In order to focus on the effects of personal history of alcohol consumption (rather than current consumption) participants consuming three or more drinks per day were excluded. With this consideration, findings would reflect the association of a history of heavy alcohol consumption and memory and cognitive function rather than current heavy consumption.

The authors did an admirable job teasing out variables, including but not limited to formal education, race, smoking status, obesity, physical exercise, hypertension, cardiovascular disease, and head injury.

The major limitation of the study was study participants self reported AUDs and people tend to underreport alcohol consumption. Also, those that engage in risky behavior are less likely to participate in survey.

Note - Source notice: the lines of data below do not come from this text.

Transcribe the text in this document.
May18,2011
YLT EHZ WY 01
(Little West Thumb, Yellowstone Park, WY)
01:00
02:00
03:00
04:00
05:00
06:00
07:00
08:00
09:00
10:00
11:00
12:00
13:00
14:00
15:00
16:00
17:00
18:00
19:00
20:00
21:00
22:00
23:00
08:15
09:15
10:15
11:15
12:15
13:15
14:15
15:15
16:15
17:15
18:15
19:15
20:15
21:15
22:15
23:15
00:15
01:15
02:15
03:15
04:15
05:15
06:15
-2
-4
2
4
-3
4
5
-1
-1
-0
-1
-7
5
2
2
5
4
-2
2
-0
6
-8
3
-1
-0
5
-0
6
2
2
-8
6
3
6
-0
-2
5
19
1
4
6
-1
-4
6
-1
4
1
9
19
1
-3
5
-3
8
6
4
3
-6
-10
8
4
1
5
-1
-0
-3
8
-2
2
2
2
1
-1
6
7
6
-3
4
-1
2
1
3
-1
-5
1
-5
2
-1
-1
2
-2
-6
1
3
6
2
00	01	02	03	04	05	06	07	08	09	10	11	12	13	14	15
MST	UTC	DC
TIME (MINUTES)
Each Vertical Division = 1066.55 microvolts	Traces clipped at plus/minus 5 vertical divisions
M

AUD leads to increased risk for severe cognitive impairment

The authors found people with a history of AUDs developed severe memory impairment in later life with 1.84% odds compared to those without history of AUDs at 0.85% odds. While the percentages may seem low over all, AUDs more than doubled the odds of severe memory impairment.

The odds for severe cognitive impairment in later life were nearly doubled in those with a history of AUDs (1.86%) compared to those without a history of AUDs (1.06%).

The results of this study are consistent with previous studies, even though this study had a much larger sample and had follow up over the longer period of time.

How does alcohol impact the brain?

Alcohol use is suspected to be related to dementia as a result of brain damage from toxic effects of alcohol, metabolic brain changes, imbalanced neurotransmitters, and nutritional deficiencies.

Specifically alcohol dependence is linked to:

  • Volume reduction in white and gray matter, especially in the frontal lobes limbic system, and cerebellum
  • Reduced glucose metabolism in cortical and subcortical structures
  • Neurotransmitter imbalances impacting GABA, serotonin, dopamine, and opioid receptors
  • Head injuries
  • Liver cirrhosis
  • Nutritional deficiencies – Severe thiamine deficiency may result in Wernicke encephalopathy
  • Cardiovascular system changes including cardiomyopathy, arrhythmias, hypertension, and stroke

What can you do?

This study did not examine on cognitive rehabilitation treatment. The study was focused on building connections between mid-life alcohol use disorders and severe memory impairment in later life. This study offered no help in treating current patients. However, it may offer opportunities for prevention.

If you or someone you know is struggling with an alcohol use disorder, seek help. Alcoholics Anonymous is an excellent place to start. Visit this page to learn more about AA meetings near you. The National Institute for Alcohol Abuse and Alcoholism reported in 2012 approximately 17 million adults had an alcohol use disorder resulting in 5.1% of disability worldwide. Alcohol abuse is considered the fifth leading risk for premature death and disability.